First ssh into an HBase master node. You can find the names of master nodes from the Ambari UI, or try the standard ssh URL with your CLUSTERNAME (example below). The username and password for the UI were specified in the terraform config as gateway_username and gateway_password. The ssh username and ssh key were specified in the terraform configuration as username and ssh_public_key.

ssh [email protected]

Use the Hbase shell to first disable all the tables in the namespace, then to drop all the tables.

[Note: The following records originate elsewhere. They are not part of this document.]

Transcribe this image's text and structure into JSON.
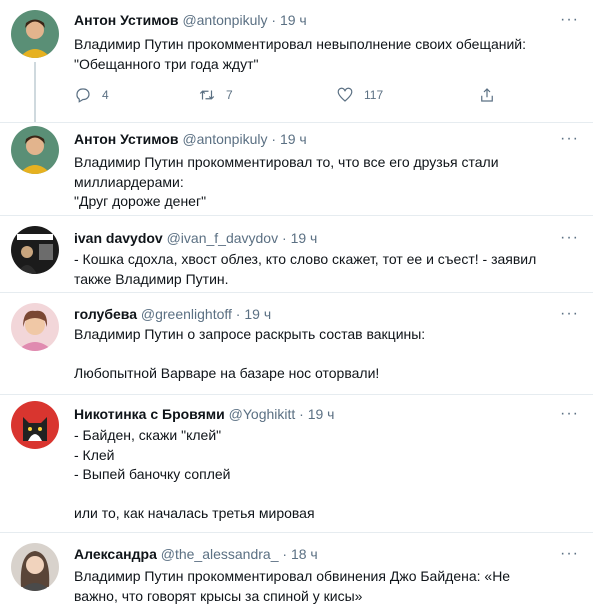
{
  "tweets": [
    {
      "name": "Антон Устимов",
      "handle": "@antonpikuly",
      "dot": "·",
      "time": "19 ч",
      "more": "···",
      "text": "Владимир Путин прокомментировал невыполнение своих обещаний:\n\"Обещанного три года ждут\"",
      "actions": {
        "replies": "4",
        "retweets": "7",
        "likes": "117"
      }
    },
    {
      "name": "Антон Устимов",
      "handle": "@antonpikuly",
      "dot": "·",
      "time": "19 ч",
      "more": "···",
      "text": "Владимир Путин прокомментировал то, что все его друзья стали\nмиллиардерами:\n\"Друг дороже денег\""
    },
    {
      "name": "ivan davydov",
      "handle": "@ivan_f_davydov",
      "dot": "·",
      "time": "19 ч",
      "more": "···",
      "text": "- Кошка сдохла, хвост облез, кто слово скажет, тот ее и съест! - заявил\nтакже Владимир Путин."
    },
    {
      "name": "голубева",
      "handle": "@greenlightoff",
      "dot": "·",
      "time": "19 ч",
      "more": "···",
      "text": "Владимир Путин о запросе раскрыть состав вакцины:\n\nЛюбопытной Варваре на базаре нос оторвали!"
    },
    {
      "name": "Никотинка с Бровями",
      "handle": "@Yoghikitt",
      "dot": "·",
      "time": "19 ч",
      "more": "···",
      "text": "- Байден, скажи \"клей\"\n- Клей\n- Выпей баночку соплей\n\nили то, как началась третья мировая"
    },
    {
      "name": "Александра",
      "handle": "@the_alessandra_",
      "dot": "·",
      "time": "18 ч",
      "more": "···",
      "text": "Владимир Путин прокомментировал обвинения Джо Байдена: «Не\nважно, что говорят крысы за спиной у кисы»"
    }
  ],
  "colors": {
    "secondary": "#5b7083",
    "divider": "#e6ecf0",
    "thread_line": "#cfd9de"
  },
  "icons": [
    "reply-icon",
    "retweet-icon",
    "like-icon",
    "share-icon",
    "more-icon"
  ]
}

Note that disabling and dropping all the tables may take a long time. The HBase namespace is given in the Tamr configuration variable TAMR_HBASE_NAMESPACE.

hbase shell

disable_all '<TAMR_HBASE_NAMESPACE>.*'

drop_all '<TAMR_HBASE_NAMESPACE>.*'

exit

Then log out of the node.

To use a new HBase namespace:

When configuring Tamr, set a new value for TAMR_HBASE_NAMESPACE. See the section below on Configuring and Starting Tamr.

ADLS

Tamr uses ADLS to share files and logs with Databricks Spark, and also to store dataset exports requested in the Tamr UI. You can either delete the existing directories and files (from the Azure portal if you have access), or define new, unique paths in the Tamr configuration to ignore the previous files.

You can retrieve these values from configcustom.yaml. The Tamr configuration variables containing ADLS paths are:

TAMR_UNIFY_DATA_DIR

TAMR_JOB_SPARK_EVENT_LOGS_DIR

TAMR_JOB_DATABRICKS_WORKINGSPACE

For example, if these were your previous values, you could change “dev” to “dev2”:
TAMR_UNIFY_DATA_DIR: "/mnt/<container_name>/tamr/unify-data-dev”

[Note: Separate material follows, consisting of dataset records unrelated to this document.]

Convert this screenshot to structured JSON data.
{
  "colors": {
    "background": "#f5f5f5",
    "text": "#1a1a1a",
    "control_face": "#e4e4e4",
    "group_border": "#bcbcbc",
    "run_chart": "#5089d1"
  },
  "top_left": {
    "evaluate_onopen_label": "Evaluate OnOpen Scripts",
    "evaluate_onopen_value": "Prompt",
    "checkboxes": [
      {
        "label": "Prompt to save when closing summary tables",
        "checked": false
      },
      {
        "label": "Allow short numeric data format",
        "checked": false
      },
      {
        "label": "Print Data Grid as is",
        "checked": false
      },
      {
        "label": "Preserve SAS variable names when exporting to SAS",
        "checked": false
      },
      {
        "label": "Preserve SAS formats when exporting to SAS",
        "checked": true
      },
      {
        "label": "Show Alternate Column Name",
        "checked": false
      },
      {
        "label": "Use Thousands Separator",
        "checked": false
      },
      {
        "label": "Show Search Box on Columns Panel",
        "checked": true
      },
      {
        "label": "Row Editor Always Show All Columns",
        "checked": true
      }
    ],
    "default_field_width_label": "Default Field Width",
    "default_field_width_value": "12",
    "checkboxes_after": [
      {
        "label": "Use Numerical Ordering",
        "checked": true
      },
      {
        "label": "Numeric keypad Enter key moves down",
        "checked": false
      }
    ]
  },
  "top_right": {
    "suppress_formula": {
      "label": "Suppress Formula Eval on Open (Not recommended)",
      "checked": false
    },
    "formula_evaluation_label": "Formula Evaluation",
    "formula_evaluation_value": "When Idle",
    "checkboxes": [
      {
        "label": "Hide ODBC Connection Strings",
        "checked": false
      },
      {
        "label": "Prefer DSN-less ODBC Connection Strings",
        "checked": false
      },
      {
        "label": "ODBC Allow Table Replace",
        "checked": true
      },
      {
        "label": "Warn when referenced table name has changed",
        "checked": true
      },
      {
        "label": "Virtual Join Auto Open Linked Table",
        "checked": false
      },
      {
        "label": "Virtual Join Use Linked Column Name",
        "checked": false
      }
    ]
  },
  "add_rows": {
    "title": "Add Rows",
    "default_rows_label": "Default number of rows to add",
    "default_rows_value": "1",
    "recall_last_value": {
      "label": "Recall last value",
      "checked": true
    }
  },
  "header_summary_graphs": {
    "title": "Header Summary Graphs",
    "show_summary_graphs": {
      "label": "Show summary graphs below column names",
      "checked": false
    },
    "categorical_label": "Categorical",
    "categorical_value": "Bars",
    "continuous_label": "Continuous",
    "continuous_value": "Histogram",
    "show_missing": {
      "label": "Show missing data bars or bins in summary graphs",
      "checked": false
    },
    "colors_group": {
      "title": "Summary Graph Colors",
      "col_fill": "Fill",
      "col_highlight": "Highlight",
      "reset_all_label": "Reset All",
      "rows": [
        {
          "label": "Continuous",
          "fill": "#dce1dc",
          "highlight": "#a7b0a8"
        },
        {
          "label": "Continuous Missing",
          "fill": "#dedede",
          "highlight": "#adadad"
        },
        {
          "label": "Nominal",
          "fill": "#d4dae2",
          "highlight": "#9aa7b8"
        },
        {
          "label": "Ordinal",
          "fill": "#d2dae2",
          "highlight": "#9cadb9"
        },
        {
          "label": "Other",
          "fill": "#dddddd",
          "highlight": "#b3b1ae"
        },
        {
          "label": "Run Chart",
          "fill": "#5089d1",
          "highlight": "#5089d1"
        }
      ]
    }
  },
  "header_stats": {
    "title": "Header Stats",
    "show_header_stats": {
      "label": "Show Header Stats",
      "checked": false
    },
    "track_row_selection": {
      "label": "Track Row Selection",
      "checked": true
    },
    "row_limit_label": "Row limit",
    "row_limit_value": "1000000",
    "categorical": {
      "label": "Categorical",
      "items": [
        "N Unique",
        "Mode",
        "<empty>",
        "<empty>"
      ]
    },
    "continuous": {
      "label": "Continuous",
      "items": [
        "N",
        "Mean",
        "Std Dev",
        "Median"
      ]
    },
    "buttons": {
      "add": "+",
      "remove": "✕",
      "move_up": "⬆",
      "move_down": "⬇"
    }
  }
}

TAMR_JOB_SPARK_EVENT_LOGS_DIR: "dbfs:/mnt/<container_name>/tamr/unify-data-dev/job/sparkEventLogs"

TAMR_JOB_DATABRICKS_WORKINGSPACE: "/FileStore/dev/jars"

See the section below on Configuring and Starting Tamr.

Configuring and Starting Tamr

At this point, you have a fresh installation of Tamr and need to set Tamr’s configuration. Follow the Tamr public documentation starting with Step 11: Configure Tamr..

Make sure that Zookeeper is started to be able to set Tamr’s configuration.

cd <tamr_home>/tamr

./start-zk.sh

You may make a copy of configcustom.yaml to use the previous custom configuration values as a starting point.

Make sure to change the values related to HBase namespace and ADLS paths if needed.

IMPORTANT: to change the Tamr system user password with TAMR_SYSTEM_PASSWORD, you should NOT set that variable before first starting Tamr. Instead, follow the directions in the Tamr public docs to set the system user password first in the Tamr UI, then in Tamr’s configuration variable. If you previously had TAMR_SYSTEM_PASSWORD set in your custom configuration Yaml file, comment it out or remove it when doing the first-time configuration of Tamr.